May frowned and turned to look at Mr. Graves again. This time he did meet her eyes but with a look as quizzical as her own.
“You know I love London, Father. Much more than you do.” From the moment he set foot on British soil, he’d decried the listlessness of titled Englishmen and swayed between encouraging her to marry one so that he could return to the States and trying to persuade her to return with him. Lately he’d attempted to woo her back with a promise to visit the World’s Columbian Exhibition in Chicago.
“The whole damn country, in fact. Am I wrong?” He glanced at Graves as if the man would have the answer to his question. “You love England so much that you came here to marry one of its native sons.”
The particular native son May hoped to marry had turned out to be a rather dour viscount who fell madly in love with his aunt’s companion. So much for the irresistible charm and beauty Mama always assured her she possessed.
“That is still my intention.”
Mr. Graves cleared his throat, as if she might have forgotten their private conversation and his insistence that she marry soon to prevent her father from sapping her dowry.
“No time like the present, my girl. Tell me your prospects.”

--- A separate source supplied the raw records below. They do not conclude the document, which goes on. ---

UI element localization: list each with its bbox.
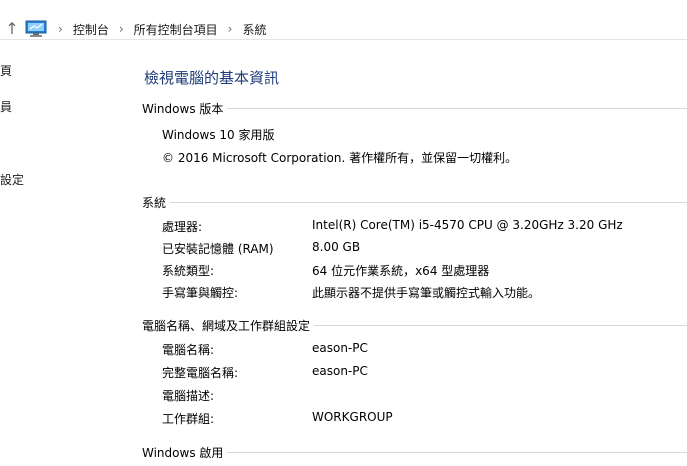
section-divider [314,324,687,326]
row-value: eason-PC [312,364,368,378]
computer-row-full-name: 完整電腦名稱: eason-PC [162,364,687,382]
section-system: 系統 [142,193,687,211]
left-nav-item[interactable]: 員 [0,98,12,115]
section-divider [170,201,687,203]
row-value: Intel(R) Core(TM) i5-4570 CPU @ 3.20GHz … [312,218,623,232]
row-label: 處理器: [162,220,203,234]
copyright-text: © 2016 Microsoft Corporation. 著作權所有，並保留一… [162,151,518,165]
system-row-ram: 已安裝記憶體 (RAM) 8.00 GB [162,240,687,258]
system-window: ↑ › 控制台 › 所有控制台項目 › 系統 頁 員 設定 檢視電腦的基本資訊 … [0,0,687,466]
section-computer-name: 電腦名稱、網域及工作群組設定 [142,316,687,334]
breadcrumb: › 控制台 › 所有控制台項目 › 系統 [50,20,268,38]
row-label: 電腦描述: [162,389,215,403]
address-bar: ↑ › 控制台 › 所有控制台項目 › 系統 [0,0,687,40]
computer-row-description: 電腦描述: [162,387,687,405]
up-arrow-icon[interactable]: ↑ [4,19,20,39]
windows-edition-name: Windows 10 家用版 [162,128,275,142]
section-divider [227,107,687,109]
system-row-type: 系統類型: 64 位元作業系統，x64 型處理器 [162,262,687,280]
row-value: 8.00 GB [312,240,361,254]
left-nav: 頁 員 設定 [0,40,24,466]
section-heading: Windows 啟用 [142,445,224,460]
computer-row-workgroup: 工作群組: WORKGROUP [162,410,687,428]
section-activation: Windows 啟用 [142,443,687,461]
left-nav-item[interactable]: 頁 [0,62,12,79]
row-value: eason-PC [312,341,368,355]
system-row-processor: 處理器: Intel(R) Core(TM) i5-4570 CPU @ 3.2… [162,218,687,236]
page-title: 檢視電腦的基本資訊 [144,69,280,87]
row-label: 電腦名稱: [162,343,215,357]
section-heading: 系統 [142,195,167,210]
computer-row-name: 電腦名稱: eason-PC [162,341,687,359]
section-heading: 電腦名稱、網域及工作群組設定 [142,318,311,333]
left-nav-item[interactable]: 設定 [0,171,24,188]
row-label: 已安裝記憶體 (RAM) [162,242,274,256]
breadcrumb-control-panel[interactable]: 控制台 [71,21,111,38]
section-windows-edition: Windows 版本 [142,99,687,117]
row-label: 工作群組: [162,412,215,426]
system-row-pen-touch: 手寫筆與觸控: 此顯示器不提供手寫筆或觸控式輸入功能。 [162,284,687,302]
row-label: 完整電腦名稱: [162,366,239,380]
row-value: WORKGROUP [312,410,393,424]
main-content: 檢視電腦的基本資訊 Windows 版本 Windows 10 家用版 © 20… [142,40,687,466]
section-heading: Windows 版本 [142,101,224,116]
breadcrumb-all-items[interactable]: 所有控制台項目 [132,21,220,38]
row-value: 此顯示器不提供手寫筆或觸控式輸入功能。 [312,286,541,300]
chevron-right-icon[interactable]: › [58,22,63,36]
breadcrumb-system[interactable]: 系統 [240,21,268,38]
section-divider [227,451,687,453]
chevron-right-icon[interactable]: › [119,22,124,36]
row-value: 64 位元作業系統，x64 型處理器 [312,264,490,278]
control-panel-icon [25,20,47,37]
row-label: 系統類型: [162,264,215,278]
chevron-right-icon[interactable]: › [228,22,233,36]
row-label: 手寫筆與觸控: [162,286,239,300]
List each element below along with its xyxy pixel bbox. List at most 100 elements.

Over the years, May had grown used to her father referring to her marital machinations as a deal to be brokered, as Mr. Leighton had so irritatingly put it. Still, her cheeks warmed at the prospect of discussing it so coldly in front of Mr. Graves.
One man’s name sprang to mind in response to her father’s prompting. Henry, Earl of Devenham. The earl had a devilish laugh and a face that caught every lady’s eye. Unfortunately, he’d never been anything but scrupulously polite to her, his interest mild and less than compelling. Perhaps if she gave him a bit of encouragement, he would respond in kind. The greater question was whether she could grow to feel anything for him beyond friendly admiration.
“The Earl of Devenham has been very attentive over the last few months.”
“Devenham?” Her father tipped his head back and reached up to stroke his beard. “The name is familiar. Have I met him?”
“At the Worthington ball last season, and then again when we were invited to dine with the Duke of Ashworth.”
“Ah, yes. He’s related to your friend?”
May nodded. “He’s a cousin of Lady Emily.” They were close enough that Devenham and his sister were invited to most social events at Ashworth House. Em teasingly cautioned May that the earl was far too much of a charmer for any woman to trust him with her heart, but she’d never been bothered by the warning. May wasn’t sure she planned to risk her heart again with any man, whoever she chose to marry.
“Ashworth. Now there is a formidable ally. Wealthy and quite a keen investor. Doesn’t he have a son?”